Wem gehört Bosnien ? Die Nationalitätenpolitik der Kommunisten in Bosnien und Herzegowina, 1943-1974
Après une licence en science politique avec certificat d’histoire à l’Université de Lausanne en 2007, Sevan Pearson entreprend des études est-européennes à la Ludwig-Maximilians-Universität de Munich (histoire est-européenne, science politique, langues slaves) et obtient son master en 2009. Il poursuit sa formation avec un doctorat en cotutelle entre les deux universités susmentionnées auprès des Prof. Thomas David (IEPHI) et de la Prof. Dr. Marie-Janine Calic. Sa recherche est consacrée à la politique des nationalités des communistes en Bosnie et Herzégovine entre 1943 et 1974. De 2012 à 2015, il est collaborateur scientifique au Collegium Carolinum à Munich.

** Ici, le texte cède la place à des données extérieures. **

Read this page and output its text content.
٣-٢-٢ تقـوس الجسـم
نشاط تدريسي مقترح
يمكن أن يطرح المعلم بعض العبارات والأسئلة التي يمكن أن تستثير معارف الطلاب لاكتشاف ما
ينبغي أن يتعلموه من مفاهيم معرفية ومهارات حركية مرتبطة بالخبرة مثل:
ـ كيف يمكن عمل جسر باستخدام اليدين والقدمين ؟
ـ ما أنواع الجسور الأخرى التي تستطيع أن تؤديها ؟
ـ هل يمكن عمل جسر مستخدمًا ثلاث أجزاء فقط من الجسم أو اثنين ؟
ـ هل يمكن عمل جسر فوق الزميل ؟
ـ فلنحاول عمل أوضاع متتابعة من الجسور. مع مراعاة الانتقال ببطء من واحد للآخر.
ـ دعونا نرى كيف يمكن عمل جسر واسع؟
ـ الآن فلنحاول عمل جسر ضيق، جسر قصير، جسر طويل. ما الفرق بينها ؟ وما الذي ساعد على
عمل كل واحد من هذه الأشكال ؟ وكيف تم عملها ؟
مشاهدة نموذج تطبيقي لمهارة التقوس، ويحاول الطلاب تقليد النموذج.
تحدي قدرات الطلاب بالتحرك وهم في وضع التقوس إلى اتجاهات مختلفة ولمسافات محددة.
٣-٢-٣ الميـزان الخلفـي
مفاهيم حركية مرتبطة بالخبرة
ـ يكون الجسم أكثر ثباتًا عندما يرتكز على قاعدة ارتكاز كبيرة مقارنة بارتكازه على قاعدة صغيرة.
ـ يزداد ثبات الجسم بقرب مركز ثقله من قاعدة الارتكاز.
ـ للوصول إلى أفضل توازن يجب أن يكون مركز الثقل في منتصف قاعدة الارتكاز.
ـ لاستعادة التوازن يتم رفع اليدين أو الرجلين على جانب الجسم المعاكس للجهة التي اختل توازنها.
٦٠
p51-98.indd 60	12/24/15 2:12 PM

Lorsque les communistes prennent le pouvoir en Yougoslavie durant la Seconde Guerre mondiale, ils se trouvent confrontés à une question vieille d’un siècle : « A qui est la Bosnie ? ». Sur ce territoire vivent trois communautés enchevêtrées dont aucune n’atteint la majorité absolue : les Serbes, les Croates et les musulmans, des Slaves islamisés par les Ottomans à la fin du Moyen-Age et ayant développé une identité propre. Depuis l’émergence des mouvements nationaux dans les Balkans au 19e siècle, Serbes et Croates s’entre-déchirent au sujet de la Bosnie et Herzégovine et visent la majorité absolue en pressant les musulmans de les rallier. Ce conflit atteint son apogée durant la Seconde Guerre mondiale, lorsque des extrémistes serbes et croates s’adonnent à des massacres dans le but de modifier la structure ethnique complexe à leur avantage et de répondre ainsi à la question « A qui est la Bosnie ? ». Lorsque le Parti communiste yougoslave établit les bases d’une fédération yougoslave dès 1943, la résolution du conflit serbo-croate s’avère centrale afin d’assurer la stabilité du nouvel Etat multinational. La solution adoptée est un compromis : la Bosnie et Herzégovine sera une république à part entière, bien que dépourvue d’une nation titulaire (ce qui est le critère pour qu’un territoire obtienne le statut de république), mais les musulmans devront opter pour une identité nationale serbe ou croate et ne sont pas reconnus comme une nation, contrairement à leurs aspirations. Ce compromis originel, adopté dans un contexte de forte domination des cadres communistes serbes en Bosnie et Herzégovine, est cependant mis à mal par des évolutions politiques majeures.
Ainsi, la question nationale, considérée comme résolue en 1945 par les communistes, ressurgit dès la fin des années 1950. En Bosnie et Herzégovine, le refus réitéré des musulmans de se déclarer comme Serbes ou Croates lors des recensements de 1948 et de 1953 ainsi que la faible intégration des Croates dans les institutions politiques ravivent les débats quant à la question nationale. Ces discussions coïncident avec l’arrivée progressive de nouvelles élites qui placent au cœur de leurs préoccupations le maintien d’une harmonie interethnique. Les autorités de Bosnie et Herzégovine s’attèlent donc à assurer une égalité en droits des trois communautés, afin qu’aucune ne se sente discriminée. Mais cette équation fragile suppose une émancipation vis-à-vis des républiques voisines de Croatie et de Serbie, afin que celles-ci cessent de s’immiscer dans les affaires de la Bosnie et Herzégovine et d’en déstabiliser l’équilibre interne.
Les élites locales adoptent ainsi plusieurs mesures, dont la reconnaissance progressive des Musulmans comme une nation à part entière dans les années 1960. L’affirmation du caractère trinational de la Bosnie et Herzégovine vise dans un premier temps à se libérer du contentieux serbo-croate et à répondre définitivement à la question « A qui est la Bosnie ? ». Cependant, la politique des nationalités devient progressivement un outil central de la politique cherchant à renforcer la position et l’autonomie de la Bosnie et Herzégovine au sein de la Fédération yougoslave.